A varied and intriguing show uncovers many projects that ‘stimulate and respond to their cultural expectations’
A library made from ice-cream tubs, a bamboo tower that ‘harvests’ water, a fish market in Oman – all are among the 20 projects shortlisted for the 2019 Aga Khan Award for Architecture.
For more than 40 years, the Award has been given to projects that set new standards of excellence in the built environment. Now in its 14th, three-year cycle, this is a big money award, with US $1million shared by a handful of winners. But its agenda stands out from other architectural prizes in several ways. Not only is it for projects in societies with a significant Muslim presence, the award is for architecture that ‘stimulates and responds to their cultural expectations’ in addition to providing for people’s physical, social and economic needs. The jury, which includes David Chipperfield and Elizabeth Diller, are also looking for projects that use local resources and appropriate technology in innovative ways, and which may act as inspirations for similar projects elsewhere.
Chosen from 380 nominations, all the shortlisted projects are on display in an exhibition at the Aga Khan Centre in London. These are geographically diverse, located in 16 countries ranging east-west from Senegal to Beijing and north-south from Tatarstan in Russia to Indonesia.
While there are some large-scale interventions from major international architects – notably Heneghan Peng’s new Palestinian Museum in Birzeit and OMA’s Concrete art hub in a former industrial complex at Alserkal Avenue in Dubai – most are relatively modest endeavours that clearly have had a significant positive impact on their communities, as demonstrated in the short films on each project within the small exhibition.
Many catch the eye. The Courtyard House Plug-in in Beijing by People’s Architecture Office is an interesting concept for low-cost, non-invasive, regeneration. The idea is for a house within a house that leaves the original structure untouched. The components can be customised and produced off-site and need only a day required for installation. Crucially, this enables an upgrade of accommodation that keeps the social fabric of the site intact, as demonstrated by the pilot project in a courtyard of dwellings occupied by both Muslim and Han residents. So far 15 houses have been upgraded in this way.
This respect for traditional forms of architecture and ways of life runs through many of the projects. In Uganda, the Ashinaga Uganda Dormitory creates accommodation for 50 students within six buildings grouped around a courtyard using locally hand made bricks.
In Djibouti, the Tadjourah SOS Children’s Village draws on medina-based architecture to position 15 houses around common, public areas, while in Doha, John McAslan + Partners’ Msheireb Museum incorporates four historic courtyard houses, their original structure left exposed so visitors can appreciate the building heritage.
Not that the architects of these shortlisted projects are afraid of change. At the regeneration of the Muttrah Fish Market in Muscat, Oman, the priority was to ensure the continuation of fishing traditions while embracing positive new uses.
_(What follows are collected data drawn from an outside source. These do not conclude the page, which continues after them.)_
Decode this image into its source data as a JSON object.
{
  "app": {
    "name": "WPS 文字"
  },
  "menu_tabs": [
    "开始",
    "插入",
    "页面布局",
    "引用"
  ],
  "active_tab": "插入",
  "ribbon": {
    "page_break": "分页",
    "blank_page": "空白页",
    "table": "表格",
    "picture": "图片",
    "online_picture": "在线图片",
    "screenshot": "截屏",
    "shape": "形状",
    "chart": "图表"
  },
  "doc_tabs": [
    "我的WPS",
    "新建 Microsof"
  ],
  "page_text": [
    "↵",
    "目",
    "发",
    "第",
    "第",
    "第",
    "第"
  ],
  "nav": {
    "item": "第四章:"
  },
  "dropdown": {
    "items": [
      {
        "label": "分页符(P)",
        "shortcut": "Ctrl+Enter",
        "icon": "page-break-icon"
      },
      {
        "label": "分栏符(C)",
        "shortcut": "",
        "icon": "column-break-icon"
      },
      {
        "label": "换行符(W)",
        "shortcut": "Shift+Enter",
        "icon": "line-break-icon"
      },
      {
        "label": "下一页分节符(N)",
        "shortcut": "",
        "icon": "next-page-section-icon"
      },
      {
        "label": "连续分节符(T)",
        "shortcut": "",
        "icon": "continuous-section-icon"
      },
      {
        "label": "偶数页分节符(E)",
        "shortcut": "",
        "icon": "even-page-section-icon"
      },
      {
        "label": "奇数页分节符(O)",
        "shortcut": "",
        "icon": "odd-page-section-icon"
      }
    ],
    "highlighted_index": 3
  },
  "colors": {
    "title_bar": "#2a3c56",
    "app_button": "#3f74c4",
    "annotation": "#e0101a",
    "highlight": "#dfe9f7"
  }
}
This led to Snøhetta’s design of a distinctive new canopy over the market to provide shading and cooling, and also to encourage post-market use of the building as a social hub for community uses, with restaurants serving food from the market for the growing tourist trade.
The Taman Bima Microlibrary in Bandung, Indonesia, catches the eye through its use of ice-cream cartons to form a translucent wall. It’s a nicely executed use for the material – but perhaps the more valuable gain from the project is the haven it provides for locals keen to read, and the informal social space beneath the raised up structure.
Architects have addressed the need to counter the harsh climate in many of the locations. At the Alioune Diop University lecture building in Senegal, the inside temperature has been reduced from 40 to 25 degrees through the use of passive measures such as a perforated south facade and 10m roof overhang for shading. Water gardens have been created to collect storm water.
In Bangladesh, architect Archeground/Jubair Hasan draws inspiration from traditional, passive-cooled pavilion architecture in the design of the Amber Denim Look Shed weaving factory in Gazipur. This is located alongside water, which acts as a natural dustcatcher, as well as providing a pleasant environment for workers.
In Ethiopia, the Warka Water project uses biomimicry to harvest water from the air using a lightweight, open-frame tower made from local bamboo with an inner mesh to collect moisture from the high humidity air.
These modest projects are rarely about making an architectural statement but are more about the community gain they bring. To the contrary, those behind the regeneration of derelict buildings in Muharraq, Bahrian, are pleased that it has been quickly appropriated and now looks as if it has always been there.
The Awards give deserved exposure to these unshowy but valuable projects. The winners will be announced in the autumn.